Borrow more: Most first-time buyers are restricted to borrowing no more than 4.5 times their annual income, but this could soon change
Plans could help first-time buyers
Those moving up the housing ladder could benefit most from the proposed changes, as they do not have equity in an existing property and therefore tend to borrow more relative to their income.
Banks can offer first-time buyers loans of more than 4.5 times their income, but there are strict restrictions on how many. If they lend at a higher multiple, it will usually be to those with a substantial income and a large deposit.
A move that encourages lenders to offer more mortgages with higher income multiples could help more people buy their first home.
However, it would also mean higher mortgage payments and more risk.
Speaking to news agency Newspage, Jack Tutton, director of SJ Mortgages, said: “Something needs to be done to support first-time buyers, particularly people buying on their own.”
“House prices have far outpaced wage growth, exacerbating the problem, so giving lenders more flexibility to offer higher income multiples with higher loan values is a step in right direction.”
Mike Staton, director of Staton Mortgages, believes the current rules act as a barrier to those without help from the Bank of Mum and Dad.
“Multiple limits on lender income simply have not kept up with the times,” he said. “We run a serious risk of creating another barrier for the working class to climb the ladder.”
However, while a relaxation of affordability rules could help more first-time buyers get on the ladder in the short term, some argue that allowing larger mortgages could push up home prices.
This could make housing even less affordable in the long term.
“There is a risk that allowing people to borrow more will send house prices soaring again unless the underlying supply problem is resolved,” said Jonathan Moser, chief executive of property management company Mo’ Living room.

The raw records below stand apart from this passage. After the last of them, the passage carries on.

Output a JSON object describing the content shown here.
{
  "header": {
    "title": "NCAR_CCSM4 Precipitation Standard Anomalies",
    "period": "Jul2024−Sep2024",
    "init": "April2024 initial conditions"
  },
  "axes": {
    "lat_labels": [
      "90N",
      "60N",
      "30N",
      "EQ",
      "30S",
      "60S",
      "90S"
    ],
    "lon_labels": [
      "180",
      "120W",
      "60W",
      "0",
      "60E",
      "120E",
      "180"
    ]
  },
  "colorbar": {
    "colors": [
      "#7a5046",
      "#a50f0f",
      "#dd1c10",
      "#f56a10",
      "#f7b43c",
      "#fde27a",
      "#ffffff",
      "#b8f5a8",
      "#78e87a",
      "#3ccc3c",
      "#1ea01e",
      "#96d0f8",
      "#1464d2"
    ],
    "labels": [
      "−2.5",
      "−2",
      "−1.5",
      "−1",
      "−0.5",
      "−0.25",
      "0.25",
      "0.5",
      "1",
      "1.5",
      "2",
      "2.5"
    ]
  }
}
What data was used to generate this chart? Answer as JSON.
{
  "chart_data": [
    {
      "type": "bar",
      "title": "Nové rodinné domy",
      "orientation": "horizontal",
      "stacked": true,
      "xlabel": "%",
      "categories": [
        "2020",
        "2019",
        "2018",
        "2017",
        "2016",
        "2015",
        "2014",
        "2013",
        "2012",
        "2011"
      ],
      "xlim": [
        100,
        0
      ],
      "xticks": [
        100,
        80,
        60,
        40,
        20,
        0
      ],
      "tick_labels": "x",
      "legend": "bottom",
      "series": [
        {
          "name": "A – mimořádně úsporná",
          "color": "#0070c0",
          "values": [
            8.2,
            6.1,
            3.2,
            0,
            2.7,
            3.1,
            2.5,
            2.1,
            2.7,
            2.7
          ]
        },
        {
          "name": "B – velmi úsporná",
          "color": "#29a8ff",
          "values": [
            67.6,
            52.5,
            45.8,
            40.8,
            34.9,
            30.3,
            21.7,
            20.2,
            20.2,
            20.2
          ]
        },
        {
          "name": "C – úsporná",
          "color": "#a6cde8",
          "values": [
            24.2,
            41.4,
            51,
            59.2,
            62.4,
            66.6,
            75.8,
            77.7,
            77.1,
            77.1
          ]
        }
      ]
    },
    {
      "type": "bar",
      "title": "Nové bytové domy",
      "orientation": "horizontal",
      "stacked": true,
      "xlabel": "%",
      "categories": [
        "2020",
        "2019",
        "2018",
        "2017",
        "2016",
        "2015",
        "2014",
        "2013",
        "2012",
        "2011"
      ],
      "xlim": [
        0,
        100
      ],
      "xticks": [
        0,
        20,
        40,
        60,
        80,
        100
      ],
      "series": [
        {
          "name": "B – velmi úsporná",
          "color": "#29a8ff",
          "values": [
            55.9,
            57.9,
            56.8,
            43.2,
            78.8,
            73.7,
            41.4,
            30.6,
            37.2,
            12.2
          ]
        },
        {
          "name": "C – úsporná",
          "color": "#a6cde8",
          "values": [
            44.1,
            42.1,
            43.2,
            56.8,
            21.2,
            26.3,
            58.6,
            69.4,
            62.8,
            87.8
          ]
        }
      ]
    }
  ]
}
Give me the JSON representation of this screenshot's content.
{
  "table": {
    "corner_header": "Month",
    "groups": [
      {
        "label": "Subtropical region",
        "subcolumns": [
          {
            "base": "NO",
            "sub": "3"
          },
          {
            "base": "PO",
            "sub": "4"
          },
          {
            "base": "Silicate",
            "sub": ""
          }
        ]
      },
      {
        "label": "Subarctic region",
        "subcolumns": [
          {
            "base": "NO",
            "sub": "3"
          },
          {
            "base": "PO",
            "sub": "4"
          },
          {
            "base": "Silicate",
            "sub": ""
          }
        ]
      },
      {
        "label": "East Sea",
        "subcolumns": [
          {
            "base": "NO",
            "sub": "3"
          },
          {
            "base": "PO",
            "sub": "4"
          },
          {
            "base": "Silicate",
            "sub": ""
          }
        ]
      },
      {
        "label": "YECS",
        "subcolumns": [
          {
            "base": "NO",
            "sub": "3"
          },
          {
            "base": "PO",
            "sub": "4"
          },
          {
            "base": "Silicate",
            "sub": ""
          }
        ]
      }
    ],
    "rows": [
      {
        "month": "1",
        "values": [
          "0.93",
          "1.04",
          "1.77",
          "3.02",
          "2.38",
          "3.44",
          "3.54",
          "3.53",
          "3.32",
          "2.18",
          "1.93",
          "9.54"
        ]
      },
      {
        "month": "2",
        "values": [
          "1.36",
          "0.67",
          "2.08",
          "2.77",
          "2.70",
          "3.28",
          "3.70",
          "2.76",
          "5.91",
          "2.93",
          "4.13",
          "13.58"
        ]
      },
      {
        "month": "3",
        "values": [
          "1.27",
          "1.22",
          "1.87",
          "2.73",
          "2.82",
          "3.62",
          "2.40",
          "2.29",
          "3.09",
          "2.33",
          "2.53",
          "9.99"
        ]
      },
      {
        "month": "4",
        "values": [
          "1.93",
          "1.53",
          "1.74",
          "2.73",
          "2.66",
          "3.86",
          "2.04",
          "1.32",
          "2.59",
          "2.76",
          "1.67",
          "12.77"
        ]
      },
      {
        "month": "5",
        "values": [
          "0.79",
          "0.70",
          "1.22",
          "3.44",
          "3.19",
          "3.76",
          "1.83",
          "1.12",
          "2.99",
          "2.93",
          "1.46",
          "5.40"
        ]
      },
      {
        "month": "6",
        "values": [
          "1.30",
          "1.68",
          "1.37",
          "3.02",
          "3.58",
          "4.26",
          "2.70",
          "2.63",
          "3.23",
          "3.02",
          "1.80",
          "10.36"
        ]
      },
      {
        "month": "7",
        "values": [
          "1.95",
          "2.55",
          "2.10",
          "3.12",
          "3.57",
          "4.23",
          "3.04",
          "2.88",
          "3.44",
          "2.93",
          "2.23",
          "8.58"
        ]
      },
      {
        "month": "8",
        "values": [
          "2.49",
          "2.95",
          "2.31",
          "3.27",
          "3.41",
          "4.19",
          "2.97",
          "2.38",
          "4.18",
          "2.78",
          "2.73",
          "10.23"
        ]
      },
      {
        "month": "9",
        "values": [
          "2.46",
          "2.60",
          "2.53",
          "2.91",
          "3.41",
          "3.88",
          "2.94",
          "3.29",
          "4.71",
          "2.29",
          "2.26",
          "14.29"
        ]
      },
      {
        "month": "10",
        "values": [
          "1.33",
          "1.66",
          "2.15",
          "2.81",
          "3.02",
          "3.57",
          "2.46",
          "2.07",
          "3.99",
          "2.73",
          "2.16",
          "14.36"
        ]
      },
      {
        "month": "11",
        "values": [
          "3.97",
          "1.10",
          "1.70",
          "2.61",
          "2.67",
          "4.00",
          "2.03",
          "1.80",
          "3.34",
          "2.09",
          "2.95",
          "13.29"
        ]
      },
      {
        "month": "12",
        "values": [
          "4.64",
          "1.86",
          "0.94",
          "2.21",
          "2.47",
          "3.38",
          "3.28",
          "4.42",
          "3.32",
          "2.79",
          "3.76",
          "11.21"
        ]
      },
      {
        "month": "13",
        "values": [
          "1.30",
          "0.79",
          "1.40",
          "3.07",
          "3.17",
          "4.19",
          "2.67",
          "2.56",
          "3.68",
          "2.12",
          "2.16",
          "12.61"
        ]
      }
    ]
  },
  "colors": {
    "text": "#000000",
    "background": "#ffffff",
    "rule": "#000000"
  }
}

‘Arguably that risks leaving people exposed as they may have gone into debt and overpaid.
“The government, along with regulators, should tread carefully.”
Rohit Kohli, director of brokerage The Mortgage Stop, says the government must address the root of the problem and release supply.
“To truly stimulate the housing market and help first-time buyers, the Government must address the root causes of the supply problem,” he said.
‘There are too many developers on land with planning permission and there are an unacceptable number of empty properties that could be taken advantage of.
‘While these proposals may give buyers more borrowing power, they echo the principles of programs such as Help to Buy, which improved access but did not necessarily lead to long-term affordability.
“A balanced approach that addresses both supply and demand is needed to have a lasting impact.”